Глаза Мэдди затуманились. Она еще раз посмотрела на страницу, роняя слезы на изложенные в письме просьбы Гая.
Чтобы ему позволили попрощаться с Айрис. «Я хочу, чтобы у нее не осталось чувства вины, чтобы она слишком сильно расстраивалась или скучала по мне». Чтобы они не тянули с отъездом: «Я был бы очень благодарен, если бы всё это поскорее закончилось». Он обещал, что никогда не отвернется от Айрис, и просил, чтобы второму малышу рассказали, что он мог быть его ребенком: «Я никогда не женюсь снова, Мэдди. Я понимаю это в глубине души. Ты дала мне ту единственную семью, которую мне всегда хотелось, и я не могу полностью отказаться от этих детей, которые для меня самые что ни на есть родные».
Она подняла голову и снова посмотрела ему в глаза — в его добрые, ласковые глаза.
— Спасибо тебе, Гай, — сказала она, вложив в эти слова всю душу и тоже страстно, изо всех сил желая, чтобы все было иначе.

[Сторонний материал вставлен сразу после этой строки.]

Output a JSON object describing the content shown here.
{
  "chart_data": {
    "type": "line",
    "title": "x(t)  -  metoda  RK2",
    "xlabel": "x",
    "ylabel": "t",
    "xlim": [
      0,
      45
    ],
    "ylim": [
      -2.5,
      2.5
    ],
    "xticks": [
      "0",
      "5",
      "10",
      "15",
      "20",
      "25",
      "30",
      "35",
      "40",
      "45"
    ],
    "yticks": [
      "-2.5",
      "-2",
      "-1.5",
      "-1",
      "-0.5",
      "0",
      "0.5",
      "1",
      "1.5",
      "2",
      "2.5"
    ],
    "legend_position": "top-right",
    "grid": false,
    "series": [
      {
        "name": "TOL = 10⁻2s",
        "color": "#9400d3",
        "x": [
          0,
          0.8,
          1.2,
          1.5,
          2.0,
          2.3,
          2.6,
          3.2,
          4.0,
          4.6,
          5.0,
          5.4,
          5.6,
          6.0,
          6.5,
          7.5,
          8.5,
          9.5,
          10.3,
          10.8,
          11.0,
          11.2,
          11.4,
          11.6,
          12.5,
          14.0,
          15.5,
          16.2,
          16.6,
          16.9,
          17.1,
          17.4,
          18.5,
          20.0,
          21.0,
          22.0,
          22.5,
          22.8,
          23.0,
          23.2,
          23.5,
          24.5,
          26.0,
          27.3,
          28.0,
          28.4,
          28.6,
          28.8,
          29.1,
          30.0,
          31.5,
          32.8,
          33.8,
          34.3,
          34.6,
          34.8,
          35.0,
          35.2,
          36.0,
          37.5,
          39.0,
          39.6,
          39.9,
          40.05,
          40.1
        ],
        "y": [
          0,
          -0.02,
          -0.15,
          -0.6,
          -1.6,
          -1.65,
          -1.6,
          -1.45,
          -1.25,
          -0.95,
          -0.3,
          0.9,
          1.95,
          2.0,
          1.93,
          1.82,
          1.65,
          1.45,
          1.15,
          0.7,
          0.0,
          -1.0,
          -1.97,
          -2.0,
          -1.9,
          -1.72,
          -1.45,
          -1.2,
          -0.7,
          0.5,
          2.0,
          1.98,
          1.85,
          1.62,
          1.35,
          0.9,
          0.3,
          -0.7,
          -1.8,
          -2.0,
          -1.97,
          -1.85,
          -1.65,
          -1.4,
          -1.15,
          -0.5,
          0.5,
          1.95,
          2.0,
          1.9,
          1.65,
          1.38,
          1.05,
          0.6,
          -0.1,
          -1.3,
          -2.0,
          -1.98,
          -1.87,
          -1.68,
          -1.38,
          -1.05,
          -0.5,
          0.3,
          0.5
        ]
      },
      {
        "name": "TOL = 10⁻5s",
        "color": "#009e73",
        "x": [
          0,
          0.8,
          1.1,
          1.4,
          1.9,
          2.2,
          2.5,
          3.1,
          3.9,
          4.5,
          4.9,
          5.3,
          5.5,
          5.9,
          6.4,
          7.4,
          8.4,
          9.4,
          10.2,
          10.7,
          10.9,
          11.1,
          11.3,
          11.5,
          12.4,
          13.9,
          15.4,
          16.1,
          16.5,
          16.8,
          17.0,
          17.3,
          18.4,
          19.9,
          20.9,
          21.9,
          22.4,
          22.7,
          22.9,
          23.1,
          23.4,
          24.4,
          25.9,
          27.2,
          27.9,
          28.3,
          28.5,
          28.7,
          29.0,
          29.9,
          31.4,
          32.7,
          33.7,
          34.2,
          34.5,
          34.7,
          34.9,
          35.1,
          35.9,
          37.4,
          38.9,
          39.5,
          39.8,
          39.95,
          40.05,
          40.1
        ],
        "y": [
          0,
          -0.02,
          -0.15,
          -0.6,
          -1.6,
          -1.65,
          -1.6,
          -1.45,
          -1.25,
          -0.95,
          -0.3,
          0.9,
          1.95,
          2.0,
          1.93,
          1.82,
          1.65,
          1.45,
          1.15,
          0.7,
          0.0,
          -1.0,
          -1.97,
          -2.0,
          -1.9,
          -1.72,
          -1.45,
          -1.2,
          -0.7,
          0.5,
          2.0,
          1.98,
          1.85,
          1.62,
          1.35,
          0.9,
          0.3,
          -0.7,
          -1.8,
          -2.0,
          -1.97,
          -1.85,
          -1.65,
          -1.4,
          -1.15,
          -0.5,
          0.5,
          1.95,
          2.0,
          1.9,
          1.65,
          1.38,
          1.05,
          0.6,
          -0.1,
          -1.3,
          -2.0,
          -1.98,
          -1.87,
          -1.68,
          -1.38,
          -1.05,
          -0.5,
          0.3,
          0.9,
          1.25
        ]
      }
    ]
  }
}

Они покинули Индию двумя днями позже на полностью загруженном лайнере «Пи энд Оу» до Тилбери, отплывавшем из кипучего, залитого солнцем порта в Бомбее ближе к вечеру. Их должны были встречать родители Люка и Эди. Мэдди и Люк дали им телеграммы, как только забронировали рейс. Они взяли с собой на телеграф Айрис. Им хотелось, чтобы в суматохе спешного отъезда девочка чувствовала себя рядом с родными, в безопасности, понимала, что ее любят. Они старались сделать ее как можно счастливее. Люк поднял Айрис у стойки, помогая заглянуть за металлическую решетку и увидеть, как телеграфист набивает их сообщения: «Едем тчк». Мэдди улыбнулась, увидев, как дочь широко раскрыла глаза от удивления — ей не верилось, что сообщения будут в Англии через считаные минуты, — и согласилась, что это действительно прямо-таки магия. Ей стало легче — им всем стало легче — при виде восторга Айрис. И Мэдди твердо решила не выдавать, как плохо ей было в душном помещении, чтобы не омрачать этот восторг.